井川のゴールドラッシュ

井川のゴールドラッシュ
http://cyber.tokaigakuen-u.ac.jp/cosmos/indus/industry/ooi.htm

ところで、井川の人口の動向についてみる前に、私達はその前史ともいうべき、昭和の初期から太平洋戦争時にかけての〝ゴルドラッシュ〟に触れておかねばならない。
 大井川右岸最上流部の部落である大河内から7キロの地点に金山があり、太平洋戦争中国策として金の採掘が行なわれ、終戦時の採掘権者は金沢工業?であったというわる。採掘に必要な物資は、静岡から井川までは森林組合の索道、井川本村から現場まではモチコ、強力と呼ばれる人足によって運搬された。当時ここに集まっていた人々は従業員380人、家族を入れると1,000人を超したといわれる。昭和11年国税調査による当時の井川村の人口が3,152人であったから、突然30%もの人口増をみたことになる。しかしこの金山も、「戦争がたけなわになるにつれ、『金は占領地からいくらでも賄えるので、それよりも、すぐ兵器の材料になる鉄の方が重要である』ということで、すべての機械は戦争に徴発された(4)」ため、約10年間続いたゴールド・ラッシュも終わりを告げることとなった。資料「'80井川」によれば、終戦時昭和20年の井川村の人口は2,824人であったから、村民の35%に相当する人工が突如村から消えたことになる。

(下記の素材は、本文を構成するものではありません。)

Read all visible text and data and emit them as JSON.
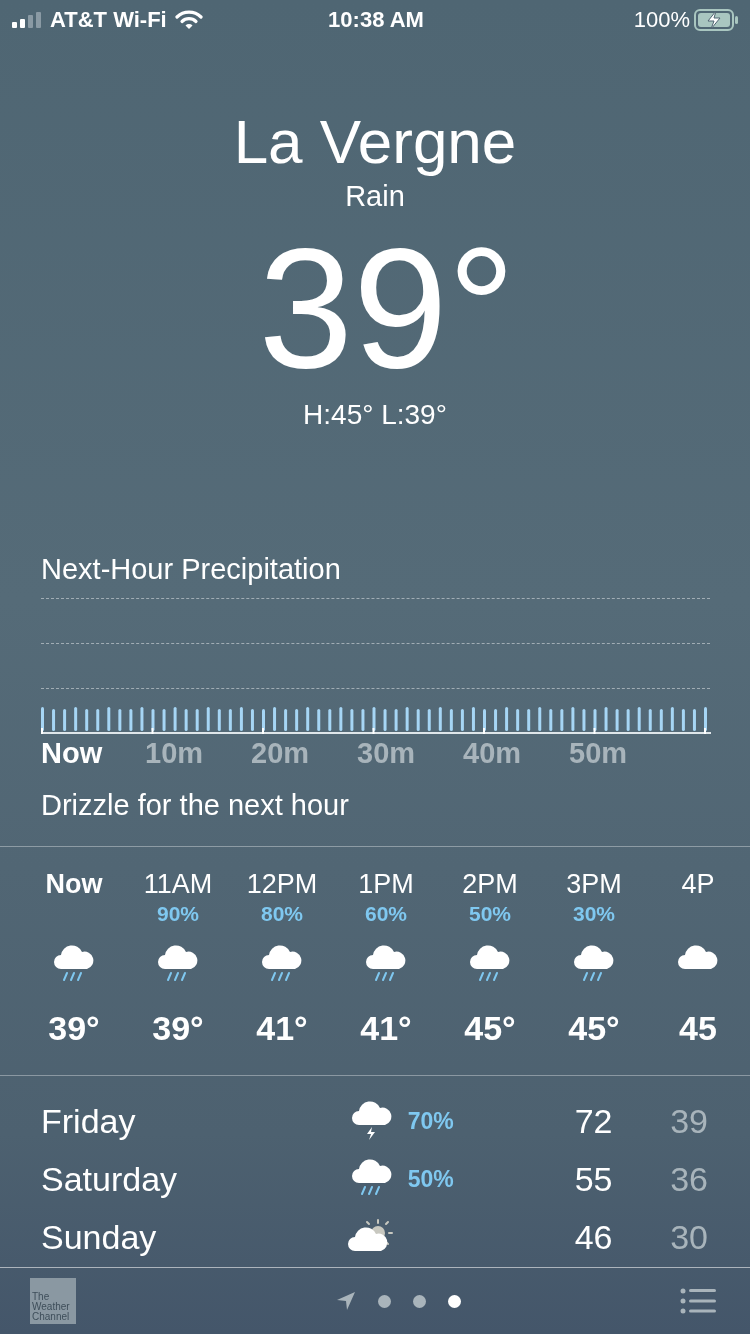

しかし、その人たちのゆくえは定かではない。

(4) 近田文弘『南アルプスの自然と人』南アルプス研究会、昭和57年。ゴールド・ラッシュについての記述はすべて本書によっているが、この部分は、 中部電力(株)静岡市店の北村常夫氏が、本書のために特別に寄稿されたものだとされている。同書212ページ参照。

南アルプスの自然と人」が古書店に無いかな〜?と思って探してみたけど簡単には見つからないようだ。